May 14,2006 - May 21,2006
Wim Wenders returns to the Far West
In Don't Come Knocking, German director teams up again with Sam Shepard
By Angela Baldassarre

Originally Published: 2006-04-23

At the age of 61, German filmmaker Wim Wenders still represents European art cinema at its core, despite the fact that some of his most popular films are obsessions with the American west.
The American Friend (1977) featured his director heroes Nicholas Ray and Sam Fuller, and Paris Texas (1984), followed a drifter through the Lone Star state. His most famous German film, Wings of Desire (1988) won him an award at Cannes (he donated the $5,000 prize to Canada's Atom Egoyan); and followed it with the massive Until the End of the World.
With Don't Come Knocking, his latest film, the six-times married Wenders has reunited with his Paris, Texas screenwriter Sam Shepard to tell the tale of another drifter, this time played by Shepard himself. Howard (Shepard) is an aging movie star who walks off the set of his latest movie. He stops off to visit his mother (Eva Marie Saint) before heading to Butte, Montana where 25 years earlier he had an affair with a local named Doreen (Jessica Lange) while shooting a film. It turns out that Doreen had a son (Gabriel Mann) Howard knew nothing of, and now it's time to make amends.
Tandem talked to Wim Wenders about Don't Come Knocking.

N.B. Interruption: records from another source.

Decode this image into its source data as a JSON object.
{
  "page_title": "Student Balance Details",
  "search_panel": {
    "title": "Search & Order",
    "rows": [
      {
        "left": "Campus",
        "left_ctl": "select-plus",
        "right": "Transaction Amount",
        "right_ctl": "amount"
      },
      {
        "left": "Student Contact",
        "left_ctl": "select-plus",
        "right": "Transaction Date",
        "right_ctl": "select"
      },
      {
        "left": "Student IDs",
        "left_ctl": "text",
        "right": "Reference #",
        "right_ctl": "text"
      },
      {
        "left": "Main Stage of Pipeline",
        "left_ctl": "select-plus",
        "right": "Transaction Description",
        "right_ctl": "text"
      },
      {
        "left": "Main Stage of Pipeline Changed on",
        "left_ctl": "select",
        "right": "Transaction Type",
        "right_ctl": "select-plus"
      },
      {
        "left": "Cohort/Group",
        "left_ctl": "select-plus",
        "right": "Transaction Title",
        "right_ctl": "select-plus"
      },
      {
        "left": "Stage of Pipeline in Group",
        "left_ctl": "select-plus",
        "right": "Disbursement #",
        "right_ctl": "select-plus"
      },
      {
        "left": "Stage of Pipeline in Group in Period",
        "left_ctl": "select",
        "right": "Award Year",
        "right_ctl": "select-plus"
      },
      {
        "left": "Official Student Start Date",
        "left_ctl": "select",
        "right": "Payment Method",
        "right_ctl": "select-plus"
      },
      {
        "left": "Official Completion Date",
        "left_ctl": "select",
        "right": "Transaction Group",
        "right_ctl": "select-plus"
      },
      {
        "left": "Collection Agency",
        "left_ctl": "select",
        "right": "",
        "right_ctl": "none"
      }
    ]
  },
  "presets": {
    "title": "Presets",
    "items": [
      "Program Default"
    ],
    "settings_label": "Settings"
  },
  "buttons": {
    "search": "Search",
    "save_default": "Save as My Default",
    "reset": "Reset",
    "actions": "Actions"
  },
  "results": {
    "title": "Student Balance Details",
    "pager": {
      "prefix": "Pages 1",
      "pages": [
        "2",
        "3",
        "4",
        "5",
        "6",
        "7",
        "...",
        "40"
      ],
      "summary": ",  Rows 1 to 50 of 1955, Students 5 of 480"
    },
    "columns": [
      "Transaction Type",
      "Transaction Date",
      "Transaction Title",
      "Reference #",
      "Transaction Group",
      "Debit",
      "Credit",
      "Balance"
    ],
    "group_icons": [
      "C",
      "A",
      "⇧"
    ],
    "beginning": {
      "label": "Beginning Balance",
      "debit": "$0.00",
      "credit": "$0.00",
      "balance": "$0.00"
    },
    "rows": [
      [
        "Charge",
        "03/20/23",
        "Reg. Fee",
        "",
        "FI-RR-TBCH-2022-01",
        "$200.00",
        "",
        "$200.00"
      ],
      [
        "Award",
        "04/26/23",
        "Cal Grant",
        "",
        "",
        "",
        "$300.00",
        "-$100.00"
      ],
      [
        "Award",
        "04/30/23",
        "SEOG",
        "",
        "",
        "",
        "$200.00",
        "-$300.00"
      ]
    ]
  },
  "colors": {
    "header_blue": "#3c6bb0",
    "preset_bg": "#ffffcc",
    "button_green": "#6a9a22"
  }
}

How did Don't Come Knocking come about?
"It took Sam Shepard and me a long time to get back together. Paris, Texas had been such a perfect collaboration, as far as a writer/director relationship was concerned, that we hesitated to work together again. You can only ruin or spoil a great experience by repeating it too eagerly or too quickly. So we waited. And one day we met by complete coincidence at a Lou Reed concert in New York. And we realized how much of a pleasure it was to see each other again. But we didn't say: 'It's been 18 years, let's do it again!' And a few months later I was writing a story by myself, a family story that was supposed to take place in Montana, and all of a sudden it dawned on me: I knew the perfect writer for this stuff. So I called Sam and he invited me over to show him my story. Which I did. He didn't particularly like my treatment, I must say, and the only little grain that we kept was the idea of the missing father and his unknown son. But before we knew it, we were already in the middle of a discussion about a new character. And that was all I wanted, anyway. In a way, my own 20 pages had been just an excuse to propose something to Sam."